The current issue of the New England Journal of Medicine has an article from investigators at the University of California San Francisco School of Medicine (where I worked from 1976 to 1986) and Columbia using computer models to predict the effect of relatively small reductions in salt intake on health.  Their conclusion:

Modest reductions in dietary salt could substantially reduce cardiovascular events and medical costs and should be a public health target.

The article also is discussed in an accompanying editorial, and was the topic of a long discussion in the New York Times.

I never know what to make of computer models, but one thing is clear: many people consume two or three times the amount of salt recommended.  It’s hard to avoid doing so.  Australian investigators surveyed processed foods and found more than 60% of them to contain salt above recommended levels.  Ours are unlikely to be any different.
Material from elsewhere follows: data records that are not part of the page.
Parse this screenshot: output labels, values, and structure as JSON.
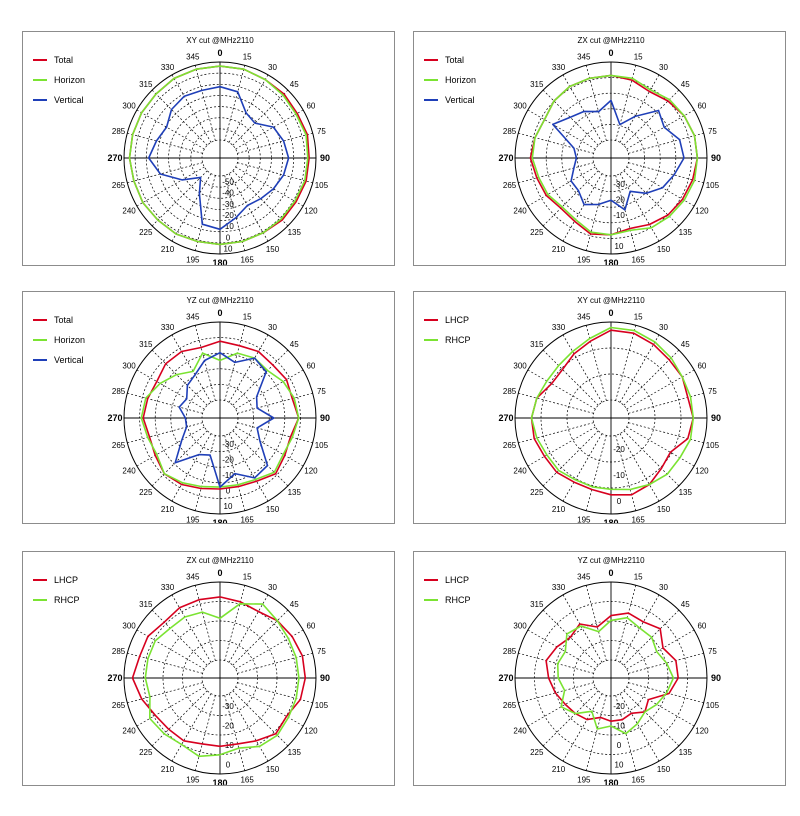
{
  "colors": {
    "red": "#d7001f",
    "green": "#7be332",
    "blue": "#1f3fb8"
  },
  "angle_labels": [
    "0",
    "15",
    "30",
    "45",
    "60",
    "75",
    "90",
    "105",
    "120",
    "135",
    "150",
    "165",
    "180",
    "195",
    "210",
    "225",
    "240",
    "265",
    "270",
    "285",
    "300",
    "315",
    "330",
    "345"
  ],
  "chart_data": [
    {
      "type": "polar",
      "title": "XY cut @MHz2110",
      "radial_ticks": [
        "-50",
        "-40",
        "-30",
        "-20",
        "-10",
        "0",
        "10"
      ],
      "rlim": [
        -60,
        10
      ],
      "series": [
        {
          "name": "Total",
          "color": "red",
          "values": [
            7,
            7,
            6,
            6,
            5,
            6,
            5,
            5,
            4,
            4,
            3,
            3,
            3,
            3,
            4,
            4,
            5,
            5,
            6,
            6,
            6,
            6,
            7,
            7
          ]
        },
        {
          "name": "Horizon",
          "color": "green",
          "values": [
            7,
            7,
            6,
            5,
            4,
            5,
            4,
            4,
            3,
            3,
            3,
            3,
            3,
            3,
            4,
            4,
            5,
            5,
            6,
            6,
            6,
            6,
            7,
            7
          ]
        },
        {
          "name": "Vertical",
          "color": "blue",
          "values": [
            -8,
            -10,
            -22,
            -24,
            -15,
            -12,
            -10,
            -12,
            -15,
            -18,
            -20,
            -15,
            -8,
            -10,
            -30,
            -40,
            -28,
            -15,
            -8,
            -12,
            -15,
            -10,
            -8,
            -9
          ]
        }
      ]
    },
    {
      "type": "polar",
      "title": "ZX cut @MHz2110",
      "radial_ticks": [
        "-30",
        "-20",
        "-10",
        "0",
        "10"
      ],
      "rlim": [
        -40,
        10
      ],
      "series": [
        {
          "name": "Total",
          "color": "red",
          "values": [
            3,
            2,
            0,
            2,
            4,
            5,
            5,
            4,
            3,
            2,
            0,
            -2,
            0,
            1,
            -2,
            -3,
            -1,
            0,
            2,
            1,
            0,
            2,
            3,
            3
          ]
        },
        {
          "name": "Horizon",
          "color": "green",
          "values": [
            3,
            3,
            1,
            3,
            4,
            5,
            5,
            5,
            4,
            3,
            2,
            -1,
            0,
            0,
            -3,
            -4,
            -2,
            -1,
            1,
            1,
            0,
            2,
            3,
            3
          ]
        },
        {
          "name": "Vertical",
          "color": "blue",
          "values": [
            -10,
            -22,
            -15,
            -5,
            -8,
            -3,
            -2,
            -6,
            -9,
            -14,
            -20,
            -12,
            -18,
            -15,
            -12,
            -16,
            -16,
            -20,
            -22,
            -20,
            -5,
            -10,
            -12,
            -15
          ]
        }
      ]
    },
    {
      "type": "polar",
      "title": "YZ cut @MHz2110",
      "radial_ticks": [
        "-30",
        "-20",
        "-10",
        "0",
        "10"
      ],
      "rlim": [
        -40,
        10
      ],
      "series": [
        {
          "name": "Total",
          "color": "red",
          "values": [
            0,
            -1,
            0,
            -1,
            0,
            -1,
            1,
            -2,
            -1,
            1,
            -2,
            -3,
            -3,
            -2,
            0,
            1,
            -1,
            -2,
            0,
            -1,
            -2,
            0,
            0,
            -2
          ]
        },
        {
          "name": "Horizon",
          "color": "green",
          "values": [
            -10,
            -5,
            -4,
            -5,
            -2,
            0,
            1,
            -1,
            -2,
            0,
            -3,
            -4,
            -4,
            -3,
            -1,
            1,
            -2,
            -1,
            1,
            0,
            -4,
            -8,
            -12,
            -5
          ]
        },
        {
          "name": "Vertical",
          "color": "blue",
          "values": [
            -6,
            -10,
            -4,
            -6,
            -18,
            -20,
            -12,
            -20,
            -16,
            -5,
            -4,
            -10,
            -4,
            -20,
            -18,
            -7,
            -17,
            -22,
            -22,
            -18,
            -20,
            -16,
            -14,
            -9
          ]
        }
      ]
    },
    {
      "type": "polar",
      "title": "XY cut @MHz2110",
      "radial_ticks": [
        "-20",
        "-10",
        "0"
      ],
      "rlim": [
        -30,
        5
      ],
      "series": [
        {
          "name": "LHCP",
          "color": "red",
          "values": [
            2,
            2,
            1,
            0,
            0,
            -1,
            0,
            -1,
            -5,
            -4,
            -2,
            -1,
            -2,
            -3,
            -3,
            -2,
            -2,
            -1,
            -1,
            -2,
            -5,
            -5,
            -3,
            -1
          ]
        },
        {
          "name": "RHCP",
          "color": "green",
          "values": [
            3,
            3,
            2,
            1,
            0,
            0,
            0,
            0,
            -1,
            -1,
            -2,
            -3,
            -4,
            -4,
            -4,
            -3,
            -3,
            -2,
            -1,
            -2,
            -3,
            -3,
            -2,
            0
          ]
        }
      ]
    },
    {
      "type": "polar",
      "title": "ZX cut @MHz2110",
      "radial_ticks": [
        "-30",
        "-20",
        "-10",
        "0"
      ],
      "rlim": [
        -40,
        5
      ],
      "series": [
        {
          "name": "LHCP",
          "color": "red",
          "values": [
            -2,
            -3,
            -4,
            -2,
            -1,
            0,
            0,
            -1,
            -4,
            -3,
            -6,
            -8,
            -8,
            -8,
            -6,
            -6,
            -5,
            -2,
            1,
            -1,
            -1,
            -3,
            -2,
            -2
          ]
        },
        {
          "name": "RHCP",
          "color": "green",
          "values": [
            -12,
            -4,
            0,
            -2,
            -3,
            -3,
            -3,
            -3,
            -3,
            -2,
            -3,
            -6,
            -4,
            -2,
            -4,
            -3,
            -2,
            -6,
            -5,
            -5,
            -5,
            -7,
            -7,
            -8
          ]
        }
      ]
    },
    {
      "type": "polar",
      "title": "YZ cut @MHz2110",
      "radial_ticks": [
        "-20",
        "-10",
        "0",
        "10"
      ],
      "rlim": [
        -30,
        10
      ],
      "series": [
        {
          "name": "LHCP",
          "color": "red",
          "values": [
            -4,
            -2,
            -3,
            -1,
            -5,
            -2,
            -2,
            -5,
            -12,
            -10,
            -13,
            -12,
            -12,
            -13,
            -10,
            -9,
            -8,
            -6,
            -4,
            -2,
            -4,
            -6,
            -4,
            -8
          ]
        },
        {
          "name": "RHCP",
          "color": "green",
          "values": [
            -6,
            -4,
            -6,
            -6,
            -8,
            -6,
            -4,
            -6,
            -8,
            -10,
            -8,
            -6,
            -10,
            -8,
            -14,
            -9,
            -6,
            -10,
            -8,
            -7,
            -8,
            -4,
            -5,
            -10
          ]
        }
      ]
    }
  ]
}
While we are on the subject of salt in processed foods:  Juli Mandel Sloves of Campbell Soup correctly points out that my observation that the company’s kids’ soups contain 480 mg sodium per 4 ounce serving is incorrect.  A serving of soup is 8 ounces, not 4.  I see how I made this mistake.  The label states that a serving is half a cup (4 ounces) and that one serving contains 480 mg sodium.   But you are supposed to dilute what’s in the can with another can of water.  That makes it 480 mg sodium per 8 ounces, the same amount of salt but diluted.  The confusing serving sizes are another good reason to rethink and redesign the Nutrition Facts label.